I am a 2nd year graduate student in Number Theory. My advisor has sent me papers to read and I have trouble getting through even a paper. Be warned that my problems may be noobish and borderline childish.
Problems: (how do I get through these problems?)
1) every sentence or two, I will encounter a definition I do not understand. Learning that definition will lead to learning more definitions and so on. Do I have to learn all the definitions?
2) there will be techniques, or theorems that the author will quote from other papers. Does it mean I have to look up the paper? Do I have to read through that paper too?
3) my advisor said I should try and get the “big picture”. I can see that the results of the paper are amazing and interesting. For example, the paper wants to find the asymptotics for number of $D_4$ fields ordered by conductor. I can’t understand what is so special about $D_4$ and why choose conductor when discriminant is the usual invariant to go with. If I understood the paper in depth, I think I will know why. But getting a big picture without understanding seems like an impossible task for me.
4) how much time in general should I spend on a paper I want to understand? After 2 hours of definition chasing, I would simply get frustrated and call it quits and be discouraged. Is this normal or do I just have bad work ethic and should perservere more?
I would appreciate any advice from someone who has been doing research for years.
Thanks!
Of course the answers to these questions are highly personal. People tend to read papers in very different ways one from each other. I would say that probably the most important thing to understand is the structure of the arguments, and why they work. This may be a difficult task, because certain authors don't bother too much in making this clear to the reader, and they rather just pile up technicalities on the top of each other without explaining the reason why they're doing so. In a well-written and informative introduction, you should be able to loosely follow the logic behind the proofs, and you should get a very general idea of what is going on in the paper. This is of course not enough if you want to understand everything carefully. Personally, I tend to read the same sections several times, maybe on different days. Thinking about them in the meantime helps "digesting" the math, and usually at some point things become clear.
With regards to your specific questions:
1) Essentially, yes. Of course it is also your supervisor's responsibility to give you a paper (at the beginning of your PhD) that you don't need billions of new definitions to understand. On your side, you should definitely have a solid grasp of the basic concepts. Then it's part of your work to bridge the gap. With time you'll learn that certain definitions are crucial, and other mostly cosmetics.
2) Usually no. Again, if a paper is well-written then the arguments explained in it, plus the statements of the quoted theorems from other papers, should be enough to understand everything. Certain people hate to use other papers as "black boxes" though, and go through, even if quickly, the other quoted papers.
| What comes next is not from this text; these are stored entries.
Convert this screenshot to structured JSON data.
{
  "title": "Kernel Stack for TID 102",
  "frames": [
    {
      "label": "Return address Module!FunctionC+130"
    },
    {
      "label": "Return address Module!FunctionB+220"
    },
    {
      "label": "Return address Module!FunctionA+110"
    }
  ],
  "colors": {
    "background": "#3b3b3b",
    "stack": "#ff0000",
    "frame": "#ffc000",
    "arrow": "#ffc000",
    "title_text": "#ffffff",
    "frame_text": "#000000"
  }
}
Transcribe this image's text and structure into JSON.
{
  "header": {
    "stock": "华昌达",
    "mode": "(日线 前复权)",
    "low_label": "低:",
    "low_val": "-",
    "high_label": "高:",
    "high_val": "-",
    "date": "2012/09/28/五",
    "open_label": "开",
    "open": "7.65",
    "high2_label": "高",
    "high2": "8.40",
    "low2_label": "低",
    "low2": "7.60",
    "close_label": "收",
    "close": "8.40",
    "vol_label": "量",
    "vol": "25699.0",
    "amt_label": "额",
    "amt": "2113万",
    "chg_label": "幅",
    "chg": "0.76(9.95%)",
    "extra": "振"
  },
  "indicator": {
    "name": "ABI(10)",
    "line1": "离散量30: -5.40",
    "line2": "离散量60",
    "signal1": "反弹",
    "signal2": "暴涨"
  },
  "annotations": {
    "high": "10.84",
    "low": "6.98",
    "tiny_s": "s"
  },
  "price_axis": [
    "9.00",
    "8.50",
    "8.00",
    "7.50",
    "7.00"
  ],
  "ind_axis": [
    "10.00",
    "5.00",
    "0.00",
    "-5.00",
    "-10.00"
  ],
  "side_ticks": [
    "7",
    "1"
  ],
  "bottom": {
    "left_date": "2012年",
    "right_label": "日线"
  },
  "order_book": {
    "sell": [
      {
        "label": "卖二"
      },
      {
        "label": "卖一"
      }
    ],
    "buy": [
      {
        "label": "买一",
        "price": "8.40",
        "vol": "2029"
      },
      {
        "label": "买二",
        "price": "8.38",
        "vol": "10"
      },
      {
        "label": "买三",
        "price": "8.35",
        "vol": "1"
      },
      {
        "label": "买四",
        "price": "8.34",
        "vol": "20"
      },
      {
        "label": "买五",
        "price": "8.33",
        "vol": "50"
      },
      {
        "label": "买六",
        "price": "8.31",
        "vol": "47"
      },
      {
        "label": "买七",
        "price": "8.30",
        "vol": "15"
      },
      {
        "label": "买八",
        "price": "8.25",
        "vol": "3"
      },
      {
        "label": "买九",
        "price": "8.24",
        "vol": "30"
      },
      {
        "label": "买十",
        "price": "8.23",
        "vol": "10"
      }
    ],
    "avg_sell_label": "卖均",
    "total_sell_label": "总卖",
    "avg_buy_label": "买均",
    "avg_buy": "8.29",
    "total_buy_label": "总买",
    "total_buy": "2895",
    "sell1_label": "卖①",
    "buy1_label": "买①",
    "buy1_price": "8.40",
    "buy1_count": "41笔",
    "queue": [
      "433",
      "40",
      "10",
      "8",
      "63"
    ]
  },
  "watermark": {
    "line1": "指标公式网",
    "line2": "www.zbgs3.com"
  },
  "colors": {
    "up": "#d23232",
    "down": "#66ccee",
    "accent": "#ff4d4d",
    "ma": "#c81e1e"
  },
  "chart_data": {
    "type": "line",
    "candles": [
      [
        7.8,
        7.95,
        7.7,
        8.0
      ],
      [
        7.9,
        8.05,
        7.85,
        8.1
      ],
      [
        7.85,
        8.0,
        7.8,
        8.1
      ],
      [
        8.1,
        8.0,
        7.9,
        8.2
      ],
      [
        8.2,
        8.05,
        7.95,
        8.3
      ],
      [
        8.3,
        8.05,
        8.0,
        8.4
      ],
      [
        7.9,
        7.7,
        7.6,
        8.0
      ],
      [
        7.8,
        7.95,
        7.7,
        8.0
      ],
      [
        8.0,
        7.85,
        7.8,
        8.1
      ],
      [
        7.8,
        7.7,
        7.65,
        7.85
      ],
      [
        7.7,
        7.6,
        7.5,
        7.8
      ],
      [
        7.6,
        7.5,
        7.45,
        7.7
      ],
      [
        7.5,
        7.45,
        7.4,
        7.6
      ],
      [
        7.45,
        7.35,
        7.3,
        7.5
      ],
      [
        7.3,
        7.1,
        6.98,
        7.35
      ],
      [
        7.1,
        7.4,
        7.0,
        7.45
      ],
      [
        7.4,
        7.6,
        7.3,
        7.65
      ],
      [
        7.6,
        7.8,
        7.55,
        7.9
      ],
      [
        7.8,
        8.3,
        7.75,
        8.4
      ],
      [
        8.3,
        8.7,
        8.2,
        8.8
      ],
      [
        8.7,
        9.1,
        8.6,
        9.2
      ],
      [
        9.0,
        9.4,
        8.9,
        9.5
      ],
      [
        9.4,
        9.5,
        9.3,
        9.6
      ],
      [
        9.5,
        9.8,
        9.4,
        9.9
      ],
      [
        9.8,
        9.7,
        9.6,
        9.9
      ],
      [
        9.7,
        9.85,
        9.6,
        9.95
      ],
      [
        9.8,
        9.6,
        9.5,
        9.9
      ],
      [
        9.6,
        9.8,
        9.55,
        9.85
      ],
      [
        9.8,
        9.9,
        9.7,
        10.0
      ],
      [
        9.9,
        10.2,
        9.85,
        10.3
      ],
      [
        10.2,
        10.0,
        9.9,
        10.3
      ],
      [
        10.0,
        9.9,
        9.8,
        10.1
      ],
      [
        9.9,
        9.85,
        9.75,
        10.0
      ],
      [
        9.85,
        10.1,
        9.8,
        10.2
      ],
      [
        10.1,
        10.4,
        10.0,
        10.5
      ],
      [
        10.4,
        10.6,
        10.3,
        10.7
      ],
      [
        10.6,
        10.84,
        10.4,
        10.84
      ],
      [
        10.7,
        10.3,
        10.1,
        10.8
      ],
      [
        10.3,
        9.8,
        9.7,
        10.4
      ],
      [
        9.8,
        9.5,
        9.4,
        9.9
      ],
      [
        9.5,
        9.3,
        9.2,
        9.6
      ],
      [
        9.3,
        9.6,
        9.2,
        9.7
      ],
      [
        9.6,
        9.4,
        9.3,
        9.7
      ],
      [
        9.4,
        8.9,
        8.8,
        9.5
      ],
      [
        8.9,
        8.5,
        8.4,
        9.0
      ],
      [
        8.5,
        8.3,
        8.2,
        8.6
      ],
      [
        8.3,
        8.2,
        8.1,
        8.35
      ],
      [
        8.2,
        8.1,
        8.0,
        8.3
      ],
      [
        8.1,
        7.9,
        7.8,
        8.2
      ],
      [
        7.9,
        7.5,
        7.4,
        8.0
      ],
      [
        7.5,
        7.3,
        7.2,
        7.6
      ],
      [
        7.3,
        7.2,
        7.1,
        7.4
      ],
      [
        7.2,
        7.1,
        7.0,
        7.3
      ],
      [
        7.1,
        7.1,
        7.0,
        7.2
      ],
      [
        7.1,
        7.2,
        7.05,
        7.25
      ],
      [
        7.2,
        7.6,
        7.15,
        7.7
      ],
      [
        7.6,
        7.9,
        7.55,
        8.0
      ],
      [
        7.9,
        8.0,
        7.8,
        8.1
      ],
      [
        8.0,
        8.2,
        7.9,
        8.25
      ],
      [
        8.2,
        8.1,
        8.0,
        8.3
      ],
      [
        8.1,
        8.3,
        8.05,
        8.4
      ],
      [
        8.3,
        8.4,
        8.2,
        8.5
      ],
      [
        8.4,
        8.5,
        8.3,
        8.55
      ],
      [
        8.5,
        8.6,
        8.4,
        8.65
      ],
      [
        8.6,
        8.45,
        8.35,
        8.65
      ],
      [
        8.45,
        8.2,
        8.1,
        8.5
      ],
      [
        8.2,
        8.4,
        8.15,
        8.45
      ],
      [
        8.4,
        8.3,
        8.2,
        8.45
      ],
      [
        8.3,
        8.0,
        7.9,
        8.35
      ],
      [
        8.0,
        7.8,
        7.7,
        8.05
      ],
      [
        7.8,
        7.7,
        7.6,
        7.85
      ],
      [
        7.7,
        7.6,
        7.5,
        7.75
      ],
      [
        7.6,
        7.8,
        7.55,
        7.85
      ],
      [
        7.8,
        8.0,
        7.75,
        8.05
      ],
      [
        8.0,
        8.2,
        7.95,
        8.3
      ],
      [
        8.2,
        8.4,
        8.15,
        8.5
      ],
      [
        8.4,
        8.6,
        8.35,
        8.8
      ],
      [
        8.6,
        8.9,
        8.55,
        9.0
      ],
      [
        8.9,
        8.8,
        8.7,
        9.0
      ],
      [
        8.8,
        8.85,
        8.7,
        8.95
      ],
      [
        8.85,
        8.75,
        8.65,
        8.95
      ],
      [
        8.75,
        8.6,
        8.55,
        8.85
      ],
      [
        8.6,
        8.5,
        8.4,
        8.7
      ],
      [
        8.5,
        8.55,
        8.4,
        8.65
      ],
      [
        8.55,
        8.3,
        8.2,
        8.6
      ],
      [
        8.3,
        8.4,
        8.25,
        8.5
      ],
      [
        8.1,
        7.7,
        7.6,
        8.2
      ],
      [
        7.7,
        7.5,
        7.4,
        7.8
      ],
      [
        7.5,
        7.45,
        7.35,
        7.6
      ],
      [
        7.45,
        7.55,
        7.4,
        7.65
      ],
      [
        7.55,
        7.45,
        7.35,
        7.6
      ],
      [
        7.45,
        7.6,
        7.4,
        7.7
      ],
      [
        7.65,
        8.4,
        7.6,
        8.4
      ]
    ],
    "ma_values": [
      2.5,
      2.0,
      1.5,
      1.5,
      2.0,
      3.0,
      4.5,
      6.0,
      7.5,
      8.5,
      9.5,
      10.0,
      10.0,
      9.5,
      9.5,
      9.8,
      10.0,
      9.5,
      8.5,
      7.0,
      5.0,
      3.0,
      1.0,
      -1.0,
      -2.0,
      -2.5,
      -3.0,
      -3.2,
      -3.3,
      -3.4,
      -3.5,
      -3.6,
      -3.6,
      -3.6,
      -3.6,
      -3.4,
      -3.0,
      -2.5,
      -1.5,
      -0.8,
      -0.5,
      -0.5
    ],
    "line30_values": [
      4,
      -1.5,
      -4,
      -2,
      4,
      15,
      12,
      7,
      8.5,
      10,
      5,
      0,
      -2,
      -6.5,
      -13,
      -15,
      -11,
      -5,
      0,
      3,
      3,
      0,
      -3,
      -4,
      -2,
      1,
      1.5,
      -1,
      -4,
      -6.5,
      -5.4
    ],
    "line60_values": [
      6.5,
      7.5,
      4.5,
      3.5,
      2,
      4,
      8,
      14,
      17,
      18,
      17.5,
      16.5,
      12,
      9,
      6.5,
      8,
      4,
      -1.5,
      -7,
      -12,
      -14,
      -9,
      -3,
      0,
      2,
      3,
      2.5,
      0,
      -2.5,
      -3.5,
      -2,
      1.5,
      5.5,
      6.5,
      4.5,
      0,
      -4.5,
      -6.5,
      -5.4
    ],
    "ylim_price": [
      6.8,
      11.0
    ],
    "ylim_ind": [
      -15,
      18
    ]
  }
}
3) This is a delicate point. I think what your supervisor means is that there are certain big motivating questions behind math, and so also behind number theory. One of them is certainly to understand number fields as deeply as possible, and knowing how many number fields are there with a given Galois group is definitely at least a good start. That doesn't necessarily mean that $D_4$ is a particularly interesting case. But very often in math in order to tackle a big, open problem one cuts it down in very little and doable pieces hoping to recover then the big picture. Certainly ordering number fields by discriminant is a natural thing to do, but in the $D_4$ case one also have Artin representations attached to them, so also ordering by conductor is a reasonable thing to do. Nobody says that one way is better than the other, they are just two different instances of the same problem. There is no systematic way of "understanding the big picture". My very personal recommendation is to try to read different things, and go to many seminars, even if they seem a bit far from your research topic. Listening to the same thing under different points of view sometimes yields a better understanding of why mathematicians work on certain problems rather than on other ones.
4) I think this question has no answer. Just spend as much time you think it is reasonable to do!